Svincoli - I tagli agli enti locali no, i tagli dei piccoli Comuni no, i tagli delle Province no, l’IVA no, la tassa di solidarietà no, l’eliminazione dal conteggio pensionistico della leva e degli anni di studio no, il taglio ai costi della politica no. Insomma, il governo sembra indeciso a tutto. E allora? Allora, ha tirato fuori dal cilindro una non meglio specificata ‘stretta’ sull’evasione. Stretta sull’evasione? E che significa? La lotta all’evasione fiscale non dovrebbe essere normale amministrazione per uno Stato di diritto? Inserire la lotta all’evasione (o la stretta: ma prima era larga?) in un provvedimento come la manovra finanziaria, urgente ed eccezionale (vedi il diktat dell’Europa) non è un’ammissione dell’incapacità o della consapevole scelta di non perseguire – e anzi favorire - gli evasori, magari a fini elettoralistici?

Svincoli 2 - Tra l’altro, questa sbandierata, quanto inutile (tranne che per le ricadute propagandistice, almeno per chi ci casca ancora) ‘stretta’ sull’evasione fiscale, mi ricorda la storiella ebraica, raccontata da Moni Ovadia (L’ebreo che ride, Einaudi), degli abitanti di uno shtetl dell’Europa orientale che, per dare lavoro ad un fannullone e scongiurare che, a causa della sua poltroneria, cacciasse nei guai se stesso e tutta la comunità, lo incaricano dell’originale lavoro di ‘avvisatore di Messia’: un compito tanto inutile quanto sicuro, ma che tranquillizza lo shtetl: il fannullone non combinerà guai e il villaggio – grazie alla vacuità e indeterminatezza dell’impiego – si assicurerà la pace all’infinito: di Messia nessun ebreo ne ha visto mai uno!
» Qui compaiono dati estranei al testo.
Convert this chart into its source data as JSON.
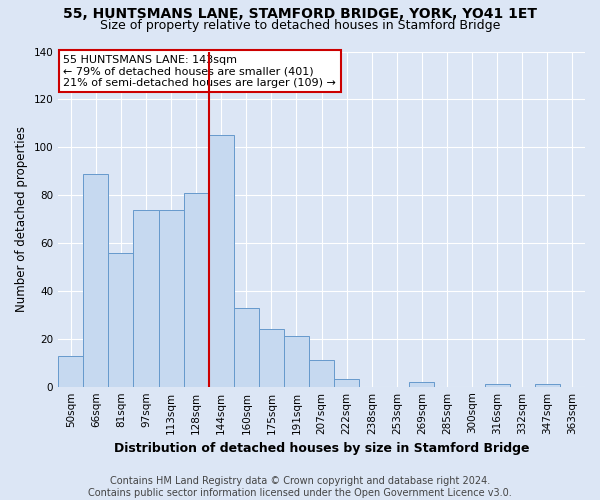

Affidamenti – Affidare la lotta all’evasione a questo governo è come incaricare il cartello di Medellin della lotta al traffico internazionale di stupefacenti.

Buone notizie – Qualche giorno fa ho ricevuto una buona notizia. Con un fax, l’Associazione Alboscuole ha comunicato che Il Megafono, il giornalino scolastico del Liceo in cui insegno e del quale sono referente, ha vinto un prestigioso premio nazionale. E’ una bella soddisfazione. Soprattutto per le ragazze ed i ragazzi della redazione, i quali, nei giornali e nel giornalismo, ci credono ancora. Sono ragazzi attivissimi. Fanno incontri con cadenza settimanale, discutono, litigano, si confrontano, ma soprattutto stendono articoli, si documentano, vanno a intervistare politici e amministratori di destra e sinistra, scrivono racconti e poesie, trascrivono di nascosto le battute e gli strafalcioni dei prof (che poi inseriscono in un’apposita, spietata rubrica che si chiama ‘Ipse dixit’), predispongono rebus, cruciverba e aforismi, recensiscono libri, film e CD. E, alla fine, come se non bastasse, pila di copie sotto braccio, via a venderlo a compagni e insegnanti. Sempre con il sorriso sulle labbra, la curiosità di chi ha voglia di continuare a nutrire la propria intelligenza e la disponibilità al dialogo e allo sfottò. In questi tre anni si sono occupati di razzismo e mafia, sessismo a scuola e fuori, bioetica e religione, ecologia e bullismo, disoccupazione e problemi sindacali. Hanno intervistato il Sindaco di Padova e vari assessori, parlando con loro di progetti di partecipazione e spazi di vivibilità per i giovani, di lotta all’omofobia e incremento dei trasporti pubblici, di acqua e scuola come beni pubblici, cercando, più che tutele, dialogo. Non hanno mai mancato di celebrare la Resistenza e sono felici quando riescono a incuriosire qualcuno su cosa ci sia di tanto bello nella Costituzione, hanno parlato di legalità e mafia al nord e al sud con esponenti di Libera e di povertà estreme con quelli della Comunità di Sant’Egidio. Il premio se lo meritano proprio: con passione e dedizione hanno trattato argomenti difficili e profondi, scomodi e interessantissimi, tosti, come dicono loro. Insomma, hanno fatto quel lavoro sporco che il TG1 non vuole più fare.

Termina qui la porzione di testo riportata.